1) Lo scambio tra naturale e umano, Come testimoniano i primi due libri delle Laudi, l’eroismo del “superuomo” dannunziano nell’eccitazione, di fronte agli uomini verso i quali egli rivendica un’identità forte e superiore. Al cospetto invece della realtà naturale, il “superuomo” rivela la capacità di fondersi in essa, di perdere la propria identità personale, circoscritta e limitata, per assumere in modo panico l’identità del paesaggio circostante. Questa fusione può giungere fino alla vegetalizzazione dell’umano: è come se il sistema nervoso del soggetto lirico si prolungasse nelle fibre delle piante, la rappresentazione della realtà circostante si svolgesse secondo quel particolare punto di vista. Altre volte l’identificazione avviene con creature animali, di solito strappate al mito. Più in generale, Alcyone rappresenta una capacità di entrare in contatto diretto con la natura, di ascoltare la sua voce, di vivere le sue misteriose leggi fino a raggiungere la chiave dei suoi segreti.

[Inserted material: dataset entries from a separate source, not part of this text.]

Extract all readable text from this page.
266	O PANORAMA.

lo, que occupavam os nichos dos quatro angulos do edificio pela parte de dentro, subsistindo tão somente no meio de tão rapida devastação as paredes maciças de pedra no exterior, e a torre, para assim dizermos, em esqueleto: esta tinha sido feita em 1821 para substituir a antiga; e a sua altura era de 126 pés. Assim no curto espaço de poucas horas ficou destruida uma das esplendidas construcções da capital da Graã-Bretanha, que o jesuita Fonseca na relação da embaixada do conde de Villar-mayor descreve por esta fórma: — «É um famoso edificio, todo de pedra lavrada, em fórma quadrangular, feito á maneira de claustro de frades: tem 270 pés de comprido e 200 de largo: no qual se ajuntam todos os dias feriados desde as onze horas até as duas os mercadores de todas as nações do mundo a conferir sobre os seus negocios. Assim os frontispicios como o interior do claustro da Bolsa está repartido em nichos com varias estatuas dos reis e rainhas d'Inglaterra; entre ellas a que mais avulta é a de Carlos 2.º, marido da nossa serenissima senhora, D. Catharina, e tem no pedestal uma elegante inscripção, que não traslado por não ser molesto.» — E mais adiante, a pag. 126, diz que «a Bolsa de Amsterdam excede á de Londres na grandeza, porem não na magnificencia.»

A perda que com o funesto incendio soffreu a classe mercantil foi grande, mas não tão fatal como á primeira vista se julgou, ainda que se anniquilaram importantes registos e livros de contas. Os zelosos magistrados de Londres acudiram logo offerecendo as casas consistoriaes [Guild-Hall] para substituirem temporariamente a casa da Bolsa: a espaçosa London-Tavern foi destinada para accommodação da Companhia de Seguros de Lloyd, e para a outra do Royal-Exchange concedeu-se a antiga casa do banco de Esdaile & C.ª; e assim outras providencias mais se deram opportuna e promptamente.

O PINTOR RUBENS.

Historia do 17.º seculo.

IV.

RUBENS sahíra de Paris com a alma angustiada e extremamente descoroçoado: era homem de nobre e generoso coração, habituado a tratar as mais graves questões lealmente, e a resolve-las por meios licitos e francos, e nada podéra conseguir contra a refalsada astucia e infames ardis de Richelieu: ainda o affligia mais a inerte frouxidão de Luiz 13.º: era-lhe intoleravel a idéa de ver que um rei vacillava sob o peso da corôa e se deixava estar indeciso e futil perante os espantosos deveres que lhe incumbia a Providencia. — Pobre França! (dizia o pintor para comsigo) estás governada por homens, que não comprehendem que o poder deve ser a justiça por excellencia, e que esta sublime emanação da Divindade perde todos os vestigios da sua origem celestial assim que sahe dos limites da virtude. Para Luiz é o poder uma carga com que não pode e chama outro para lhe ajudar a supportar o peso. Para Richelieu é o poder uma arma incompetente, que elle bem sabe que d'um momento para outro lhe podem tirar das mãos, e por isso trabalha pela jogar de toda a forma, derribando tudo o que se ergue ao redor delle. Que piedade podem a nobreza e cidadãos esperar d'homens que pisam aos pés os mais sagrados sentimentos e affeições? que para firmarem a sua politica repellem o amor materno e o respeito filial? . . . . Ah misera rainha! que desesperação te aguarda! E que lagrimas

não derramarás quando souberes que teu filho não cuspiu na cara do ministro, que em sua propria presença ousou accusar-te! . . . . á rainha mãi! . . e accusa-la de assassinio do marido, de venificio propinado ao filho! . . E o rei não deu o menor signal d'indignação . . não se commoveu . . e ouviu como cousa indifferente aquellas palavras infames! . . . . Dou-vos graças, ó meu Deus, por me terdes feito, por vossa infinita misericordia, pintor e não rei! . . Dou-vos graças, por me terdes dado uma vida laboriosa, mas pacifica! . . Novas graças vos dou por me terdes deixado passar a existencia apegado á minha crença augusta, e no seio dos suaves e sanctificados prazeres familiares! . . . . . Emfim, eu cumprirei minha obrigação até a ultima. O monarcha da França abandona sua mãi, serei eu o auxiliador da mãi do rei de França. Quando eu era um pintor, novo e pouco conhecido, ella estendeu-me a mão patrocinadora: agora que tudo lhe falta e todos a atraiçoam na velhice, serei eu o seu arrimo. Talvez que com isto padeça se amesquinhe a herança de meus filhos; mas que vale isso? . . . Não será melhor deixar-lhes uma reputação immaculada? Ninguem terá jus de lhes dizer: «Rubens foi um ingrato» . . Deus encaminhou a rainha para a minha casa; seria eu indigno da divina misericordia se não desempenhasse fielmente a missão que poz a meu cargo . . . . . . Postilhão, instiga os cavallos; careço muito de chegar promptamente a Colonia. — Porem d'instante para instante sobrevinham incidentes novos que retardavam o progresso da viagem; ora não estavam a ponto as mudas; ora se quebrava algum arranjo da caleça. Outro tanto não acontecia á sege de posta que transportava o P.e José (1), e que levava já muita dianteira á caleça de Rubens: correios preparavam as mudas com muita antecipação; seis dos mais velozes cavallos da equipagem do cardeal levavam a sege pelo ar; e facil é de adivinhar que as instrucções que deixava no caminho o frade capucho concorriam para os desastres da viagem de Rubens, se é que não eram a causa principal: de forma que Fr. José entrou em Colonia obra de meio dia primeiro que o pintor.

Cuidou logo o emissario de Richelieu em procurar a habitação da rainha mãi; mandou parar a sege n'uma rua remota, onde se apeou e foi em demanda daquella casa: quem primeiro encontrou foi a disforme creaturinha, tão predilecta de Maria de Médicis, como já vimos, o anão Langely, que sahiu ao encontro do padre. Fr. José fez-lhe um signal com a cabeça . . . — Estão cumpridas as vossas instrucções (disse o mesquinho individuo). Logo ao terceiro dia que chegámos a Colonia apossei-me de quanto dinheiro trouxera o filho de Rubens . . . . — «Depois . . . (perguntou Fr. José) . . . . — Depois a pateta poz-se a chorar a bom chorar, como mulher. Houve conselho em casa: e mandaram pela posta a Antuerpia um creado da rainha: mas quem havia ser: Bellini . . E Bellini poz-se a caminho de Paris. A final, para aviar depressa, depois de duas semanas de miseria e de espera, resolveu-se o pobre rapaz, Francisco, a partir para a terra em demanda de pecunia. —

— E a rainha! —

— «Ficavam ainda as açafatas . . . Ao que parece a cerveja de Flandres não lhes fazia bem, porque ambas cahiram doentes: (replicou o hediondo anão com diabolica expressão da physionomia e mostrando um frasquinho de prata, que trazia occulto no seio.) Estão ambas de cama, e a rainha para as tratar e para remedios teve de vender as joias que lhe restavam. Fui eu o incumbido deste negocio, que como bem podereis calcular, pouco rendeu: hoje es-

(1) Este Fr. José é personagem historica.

2) La ritualizzazione del mito. Perché la natura possa assurgere a questa funzione privilegiata sul piano dei significati , è necessario restituirle la vitalità e la verginità distrutte dal mondo moderno. L’unico modo attraverso cui è possibile farlo consiste nel recupero del mito. D’Annunzio rivitalizza il binomio mito-natura (mito come verità naturale e natura come condizione mitica). Da una parte recupera i grandi miti naturali della classicità, dall’altra rappresenta la propria vicenda di immersione nella natura in termini mitici. In tal modo dal recupero del mito, si passa alla creazione di nuovi miti nuovi attuai, cioè a soluzione ricollegabili alla cultura classica e alla poesia del Simbolismo.

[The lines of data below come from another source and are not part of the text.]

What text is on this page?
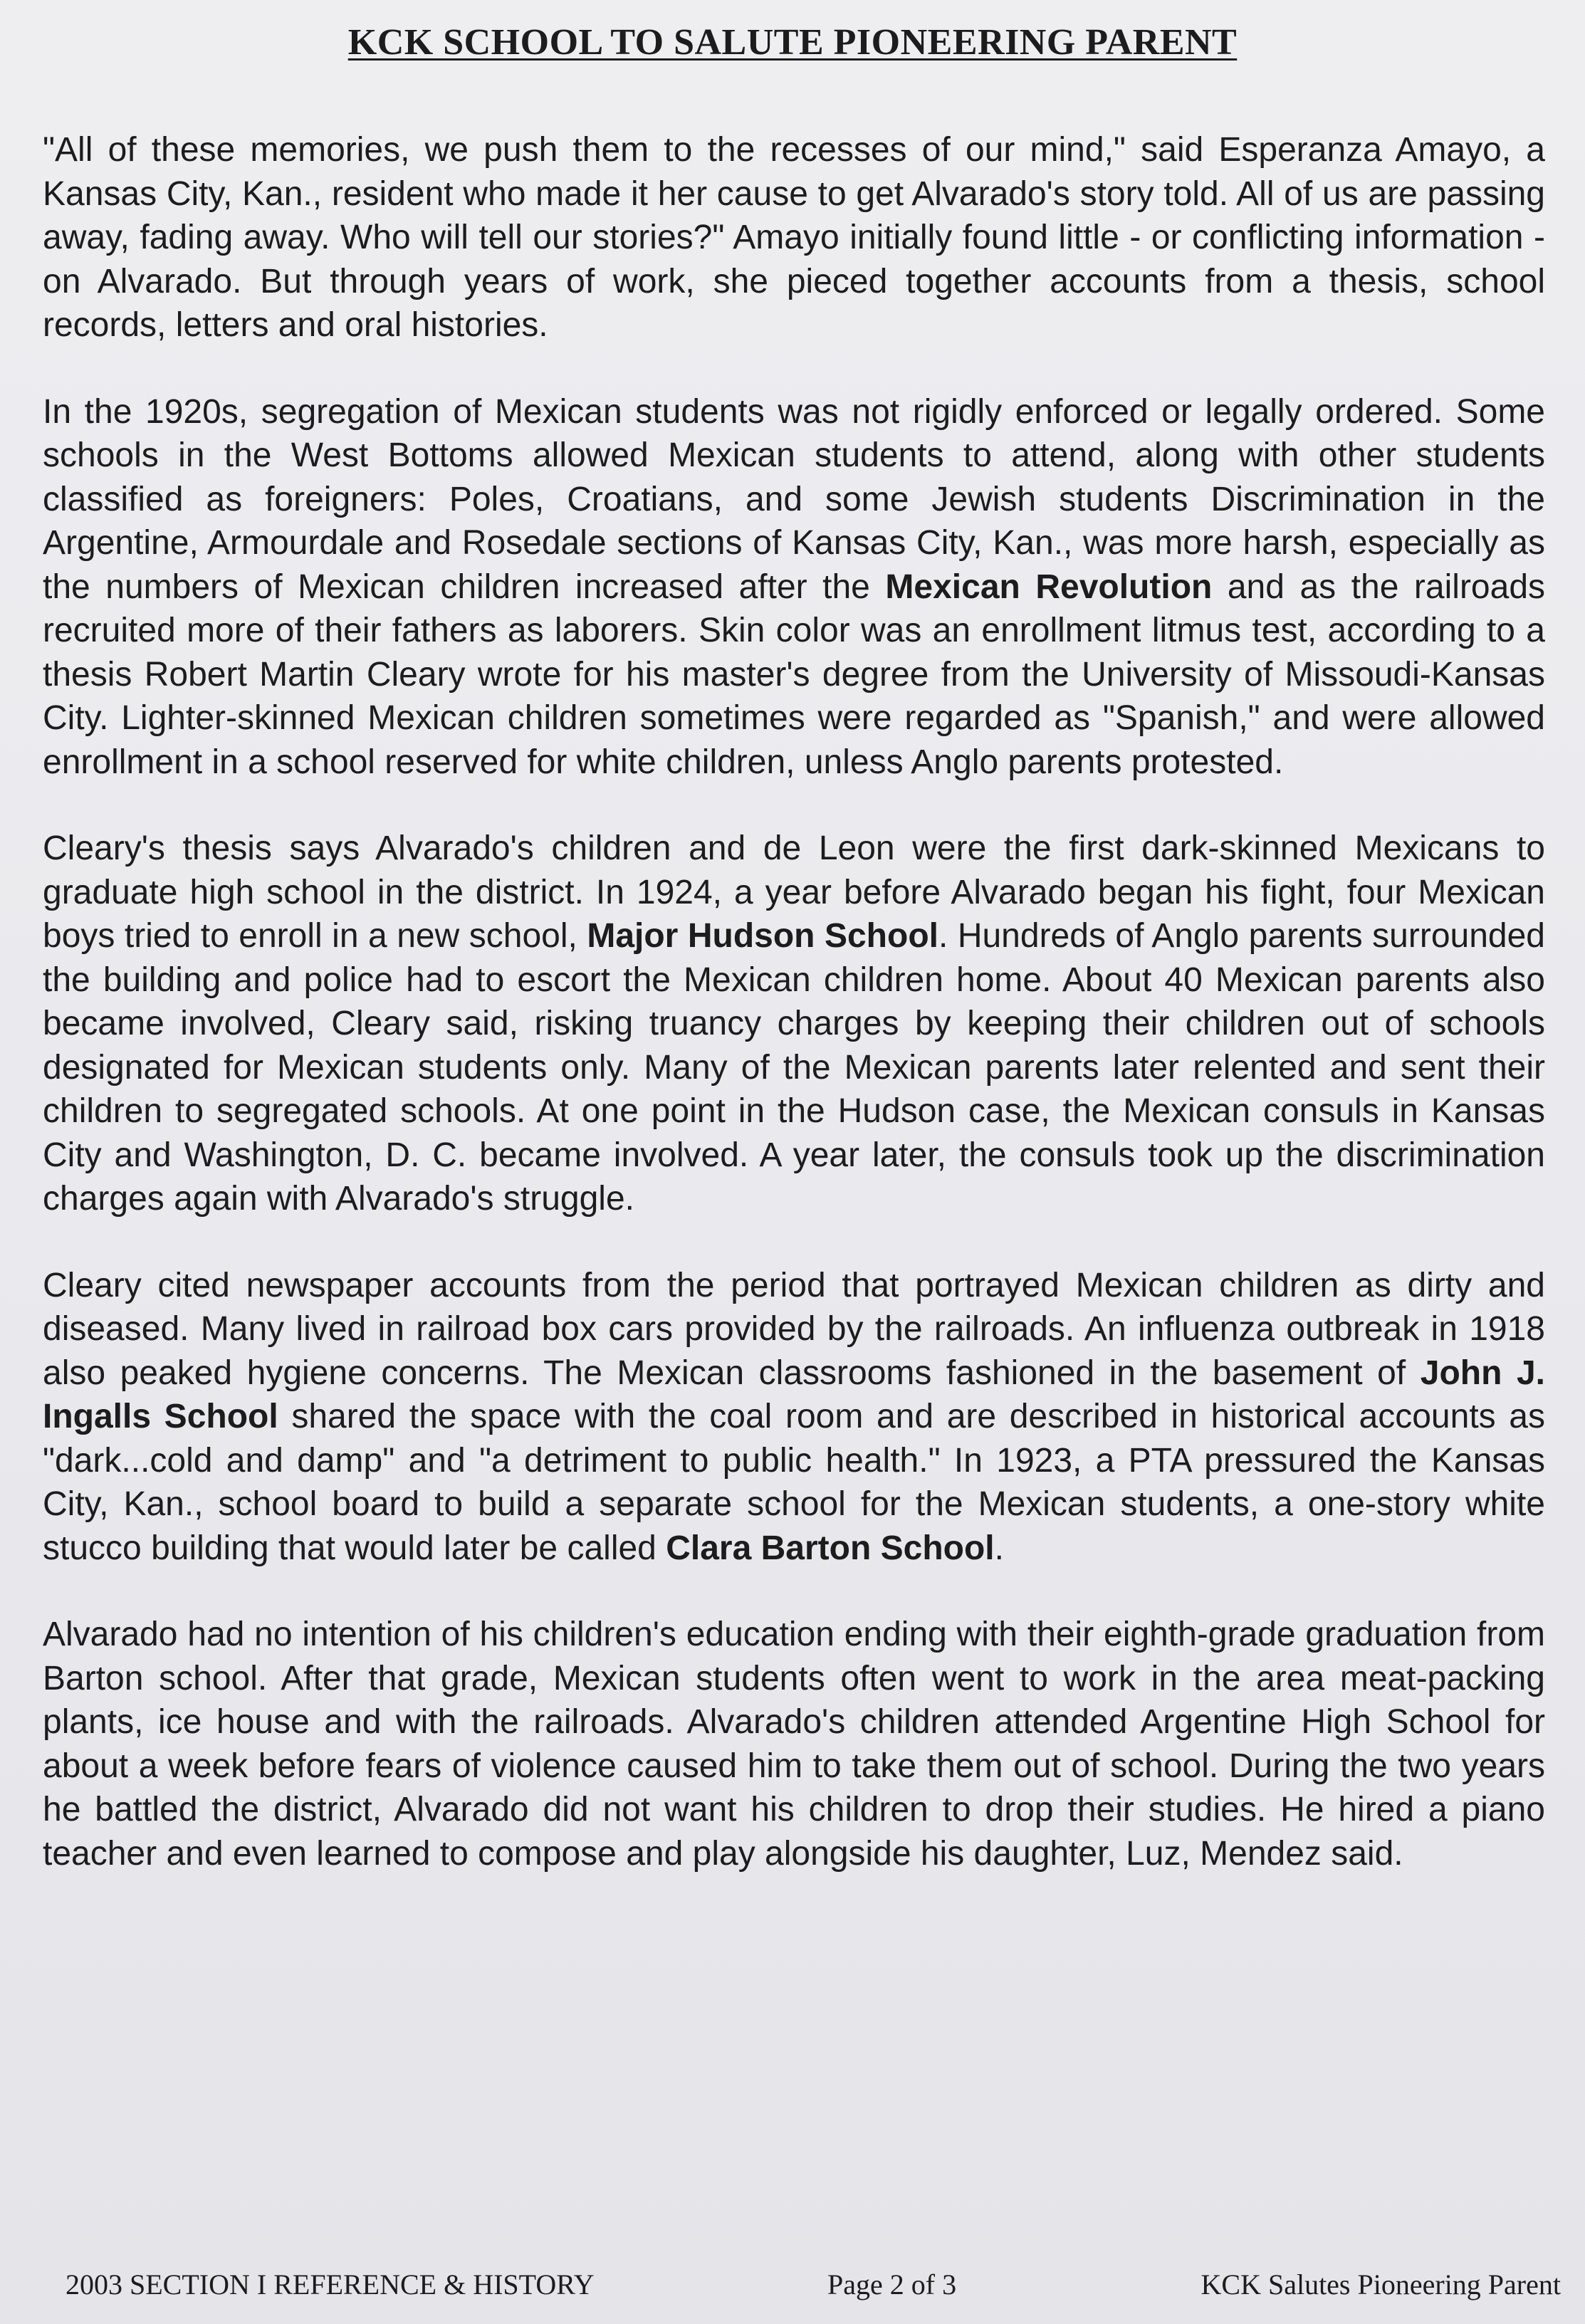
KCK SCHOOL TO SALUTE PIONEERING PARENT

"All of these memories, we push them to the recesses of our mind," said Esperanza Amayo, a Kansas City, Kan., resident who made it her cause to get Alvarado's story told. All of us are passing away, fading away. Who will tell our stories?" Amayo initially found little - or conflicting information - on Alvarado. But through years of work, she pieced together accounts from a thesis, school records, letters and oral histories.

In the 1920s, segregation of Mexican students was not rigidly enforced or legally ordered. Some schools in the West Bottoms allowed Mexican students to attend, along with other students classified as foreigners: Poles, Croatians, and some Jewish students Discrimination in the Argentine, Armourdale and Rosedale sections of Kansas City, Kan., was more harsh, especially as the numbers of Mexican children increased after the Mexican Revolution and as the railroads recruited more of their fathers as laborers. Skin color was an enrollment litmus test, according to a thesis Robert Martin Cleary wrote for his master's degree from the University of Missoudi-Kansas City. Lighter-skinned Mexican children sometimes were regarded as "Spanish," and were allowed enrollment in a school reserved for white children, unless Anglo parents protested.

Cleary's thesis says Alvarado's children and de Leon were the first dark-skinned Mexicans to graduate high school in the district. In 1924, a year before Alvarado began his fight, four Mexican boys tried to enroll in a new school, Major Hudson School. Hundreds of Anglo parents surrounded the building and police had to escort the Mexican children home. About 40 Mexican parents also became involved, Cleary said, risking truancy charges by keeping their children out of schools designated for Mexican students only. Many of the Mexican parents later relented and sent their children to segregated schools. At one point in the Hudson case, the Mexican consuls in Kansas City and Washington, D. C. became involved. A year later, the consuls took up the discrimination charges again with Alvarado's struggle.

Cleary cited newspaper accounts from the period that portrayed Mexican children as dirty and diseased. Many lived in railroad box cars provided by the railroads. An influenza outbreak in 1918 also peaked hygiene concerns. The Mexican classrooms fashioned in the basement of John J. Ingalls School shared the space with the coal room and are described in historical accounts as "dark...cold and damp" and "a detriment to public health." In 1923, a PTA pressured the Kansas City, Kan., school board to build a separate school for the Mexican students, a one-story white stucco building that would later be called Clara Barton School.

Alvarado had no intention of his children's education ending with their eighth-grade graduation from Barton school. After that grade, Mexican students often went to work in the area meat-packing plants, ice house and with the railroads. Alvarado's children attended Argentine High School for about a week before fears of violence caused him to take them out of school. During the two years he battled the district, Alvarado did not want his children to drop their studies. He hired a piano teacher and even learned to compose and play alongside his daughter, Luz, Mendez said.

2003 SECTION I REFERENCE & HISTORY	Page 2 of 3	KCK Salutes Pioneering Parent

3) L’esaltazione della parola, dell’arte e della figura del poeta. Ciò che permette di stabilire un nuovo contatto tra autenticità interiore dell’io e rivelazione naturale è la parola poetica. E’ dunque essa lo strumento suscitatore del mito e, anzi, creatore di nuovi miti. L’esaltazione della felicità panica dell’esperienza naturale si associa dunque all’esaltazione della parola e delle sue potenzialità. Al limite, tra parola poetica e particolari della natura si dà equivalenza. Di qui la rivelazione del privilegio artistico, unico mezzo di accesso, per i moderni, al rapporto intimo confidenziale e autentico con la natura.